I have a confession to make. This noble "quest for the truth" of mine is getting a bit out of hand. It is what I think about in my free time, composing blog posts in my mind while driving home from work, or while playing with my kids, or while sitting in the pew at church. I read commentaries when I should be writing progress notes for work, or emailing a friend back, or having a conversation with my husband. I peruse the blogs of skeptics and Christians alike when I should be sleeping, or cleaning the kitchen, or volunteering to have my neighbor's children over.

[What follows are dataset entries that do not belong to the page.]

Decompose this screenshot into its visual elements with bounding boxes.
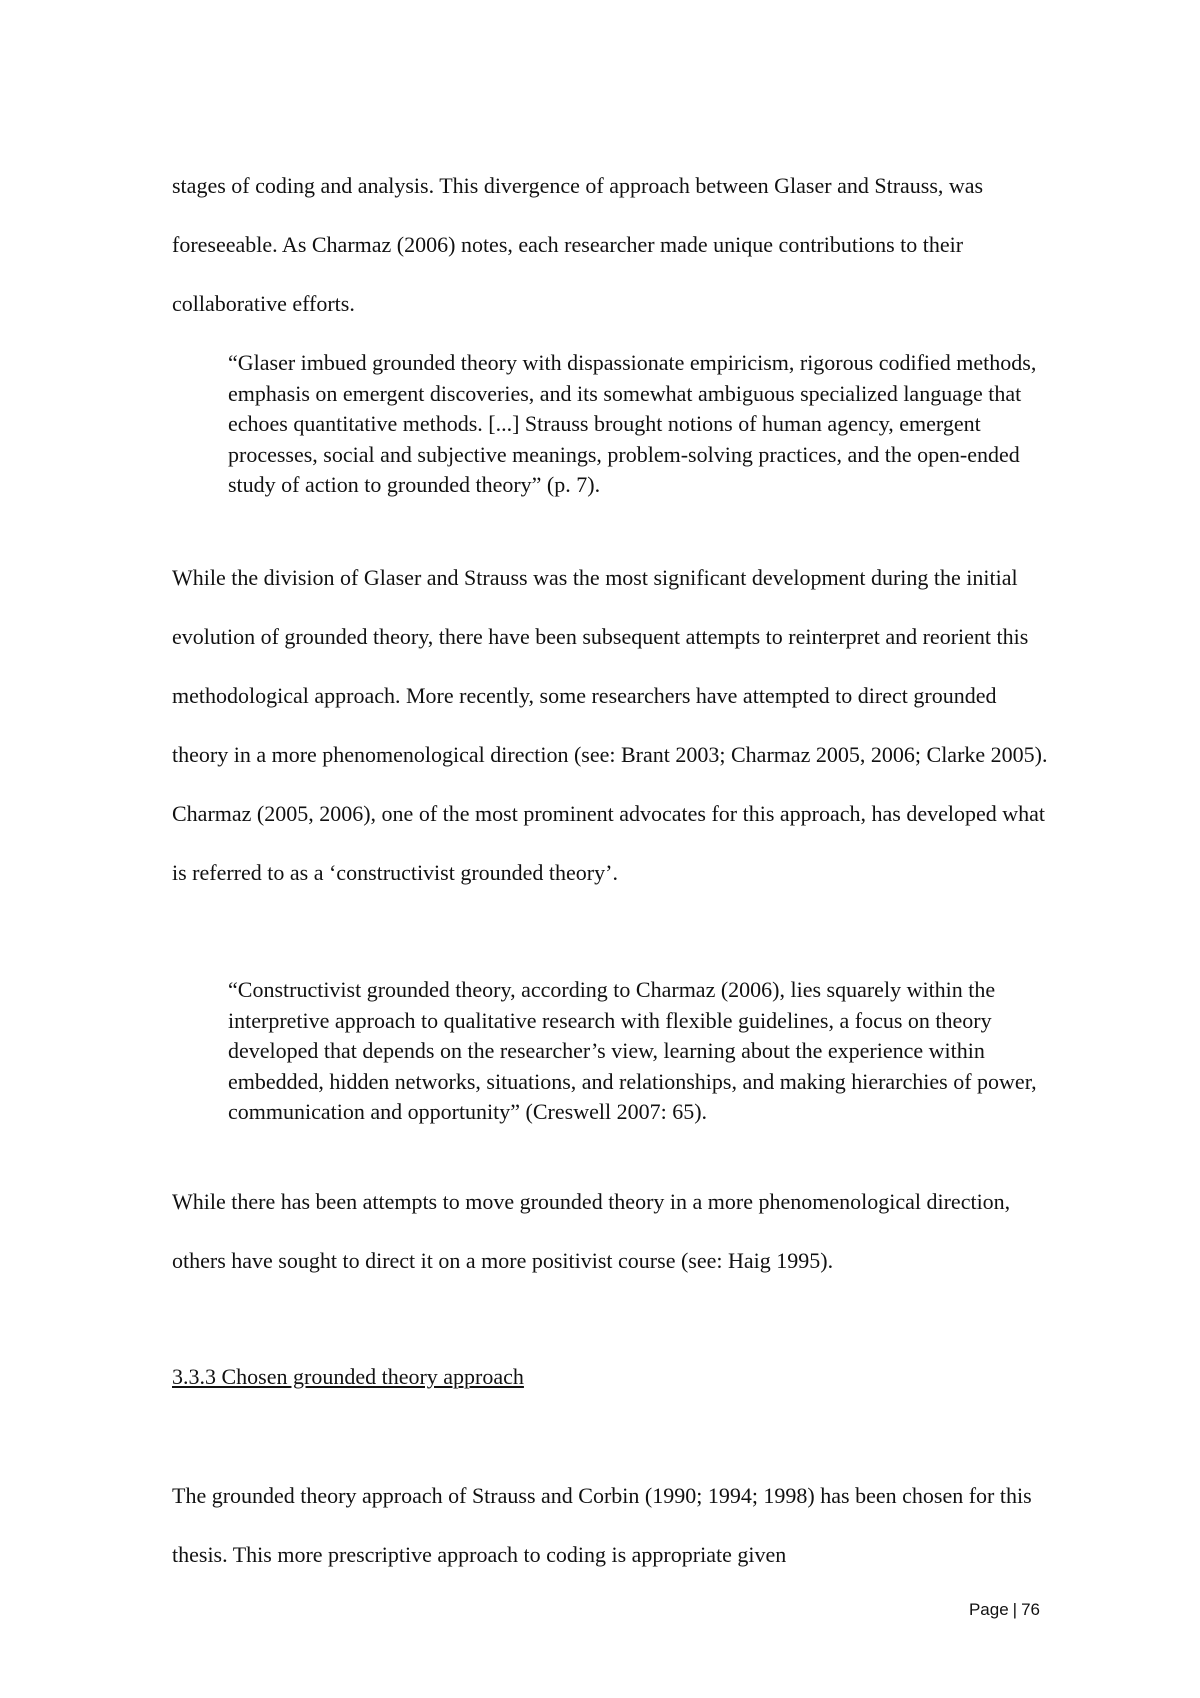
body-paragraph-1: stages of coding and analysis. This divergence of approach between Glaser and Strauss, was foreseeable. As Charmaz (2006) notes, each researcher made unique contributions to their collaborative efforts. (172, 173, 984, 316)
page-label: Page (968, 1600, 1009, 1619)
page-footer (969, 1598, 1040, 1622)
page-separator: | (1012, 1600, 1018, 1619)
page-number: 76 (1021, 1600, 1040, 1619)
body-paragraph-2: While the division of Glaser and Strauss was the most significant development during the initial evolution of grounded theory, there have been subsequent attempts to reinterpret and reorient this methodological approach. More recently, some researchers have attempted to direct grounded theory in a more phenomenological direction (see: Brant 2003; Charmaz 2005, 2006; Clarke 2005). Charmaz (2005, 2006), one of the most prominent advocates for this approach, has developed what is referred to as a ‘constructivist grounded theory’. (172, 565, 1048, 885)
body-paragraph-4: The grounded theory approach of Strauss and Corbin (1990; 1994; 1998) has been chosen for this thesis. This more prescriptive approach to coding is appropriate given (172, 1483, 1032, 1567)
block-quote-constructivist: “Constructivist grounded theory, according to Charmaz (2006), lies squarely within the interpretive approach to qualitative research with flexible guidelines, a focus on theory developed that depends on the researcher’s view, learning about the experience within embedded, hidden networks, situations, and relationships, and making hierarchies of power, communication and opportunity” (Creswell 2007: 65). (228, 977, 1037, 1124)
section-heading: 3.3.3 Chosen grounded theory approach (172, 1364, 524, 1389)
body-paragraph-3: While there has been attempts to move grounded theory in a more phenomenological direction, others have sought to direct it on a more positivist course (see: Haig 1995). (172, 1189, 1011, 1273)
block-quote-glaser-strauss: “Glaser imbued grounded theory with dispassionate empiricism, rigorous codified methods, emphasis on emergent discoveries, and its somewhat ambiguous specialized language that echoes quantitative methods. [...] Strauss brought notions of human agency, emergent processes, social and subjective meanings, problem-solving practices, and the open-ended study of action to grounded theory” (p. 7). (228, 350, 1037, 497)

This quest is highly important to me, and will continue to be. But, I feel myself withdrawing a bit, even from those I care about. I don't feel the desire to call my mom and catch up or check on friends via Facebook like I use to do. My husband called me on this recently and said he feels disconnected from me. I'm not surprised. It hasn't been easy to connect with me lately. I told him that we don't have alot to talk about since he doesn't feel comfortable discussing the subject that continually preoccupies me. Neither of us want it to be this way, this isolating. So, we went on a date Friday night. I was grumpy and irritable, mainly due to work stress and the fact that our oldest sobbed and wailed relentlessly when we dropped him off at Kid's Night Out. However, my husband valiantly maintained a good mood throughout it all. Towards the end of the evening, my crankiness subsided and we were finally able to talk in that easy way we normally have with each other. We discussed some touchy subjects and even managed to laugh with each other a bit.
I realize that this vexing doubt of mine is here for awhile, maybe forever, so there's no need to let it take over, like a new best friend who goes everywhere with you, leaving you no time for anyone else. I'll have to learn when to talk to it like the neighborhood children, "It's time for you to home for now, but you can come back tomorrow."